The sunny statements about he product reinforce the idea that UFC will weather the storm. The economy (and Brock’s colon), will recover some day. But there is real question as to whether the heights of 2010 will be reached again any time soon. And there are several disconcerting signs pointing to this being a slower recovery than initially expected.
1: One-sided matchups have become a tough sell. UFC 129: St. Pierre vs. Shields may have been the MMA equivalent of Dow 36000. Knowing that they were running their biggest live event ever, UFC showed hubris in stacking the top of the card with what were largely regarded as mismatches. That show did well, but then came Rampage vs. Hamill, Dos Santos vs. Carwin, Evans vs. Ortiz and Silva vs. Okami. Month after month, UFC put on main events that were destined to be one-sided from the moment the contract was signed. For fans, it’s like being a season ticket holder for Real Madrid, but missing the Barcelona game. These flat matches not only feel like their pay-per-view money was misspent, but they cripple a promotion’s ability to make new superstars.
2: The company feels too corporate-y. America is in a very anti-establishment mood at the moment. Signing with Fox and leaving Spike behind feels in some ways like just another example of the entrenched crushing the upstart. It was cringe-worthy when, in the middle of the conference call to announce the Dos Santos vs. Velasquez UFC on Fox main event, Dana White started talking about a Super Bowl atmosphere in Anaheim. Who wants that? What MMA fan wants to spend their Saturday night at Magic Mountain? MMA is supposed to be the most raw, carnal sport in the world. The UFC experience is supposed to be an arena full of screaming maniacs, not a parking lot with a branded tilt-a-whirl.

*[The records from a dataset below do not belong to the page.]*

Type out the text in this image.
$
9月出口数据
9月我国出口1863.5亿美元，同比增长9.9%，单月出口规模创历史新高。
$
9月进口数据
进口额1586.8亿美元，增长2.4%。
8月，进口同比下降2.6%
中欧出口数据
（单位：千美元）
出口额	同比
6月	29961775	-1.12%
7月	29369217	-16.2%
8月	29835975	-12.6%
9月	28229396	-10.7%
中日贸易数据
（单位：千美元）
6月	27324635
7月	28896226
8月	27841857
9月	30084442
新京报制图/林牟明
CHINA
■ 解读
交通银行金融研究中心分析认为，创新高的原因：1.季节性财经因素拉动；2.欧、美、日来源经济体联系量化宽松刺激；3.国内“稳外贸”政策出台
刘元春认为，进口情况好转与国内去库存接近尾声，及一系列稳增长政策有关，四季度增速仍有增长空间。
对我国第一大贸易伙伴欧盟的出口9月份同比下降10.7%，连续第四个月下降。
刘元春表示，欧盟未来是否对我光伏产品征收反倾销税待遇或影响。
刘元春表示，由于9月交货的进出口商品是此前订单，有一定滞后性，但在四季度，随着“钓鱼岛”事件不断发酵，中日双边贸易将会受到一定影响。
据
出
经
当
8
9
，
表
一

3: The executives are in a slump. UFC’s bigwigs seem to be suffering from information overload. They see that companies are leveraging Facebook to build a connection with fans, so they show fights there. They read complaints from fans on the east coast that pay-per-view events end too late, so they move the start time up to 6 p.m. Both of these decisions are defensible, but each is detrimental. They are the types of bullets that are dodged by executives when a company is clicking. A Facebook fight devalues the undercard, because nothing of value ever debuts away from a TV or movie screen. The 6 p.m. start time is an insult to UFC’s most loyal fans on the west coast, and it means that prime time college football games no longer end before the main event fighters walk to the ring. It is no coincidence that the only card to crack 400,000 buys since the start time was moved up was the one headlined by the once-in-a-lifetime Georges St. Pierre fight in a dome.
Add all of this up, and you have a cold product. It may be a long fall and winter for UFC, because if the product is as cold as it appears to be returning champions and network promotion won’t cure it. UFC executives may need to gird themselves to a new reality, at least until new stars get created.
The good news for UFC is that Saturday could be the start of a recovery. Jon Jones fights, and it would help if he and Rampage Jackson engage in an epic battle. And not just a battle of aggression, but a battle of skill, wits and heart that will leave the core fanbase inspired. For if another low ebb does come to pass, the greatness of the sport and of the top fighters will allow business to survive, even in a most disappointing year.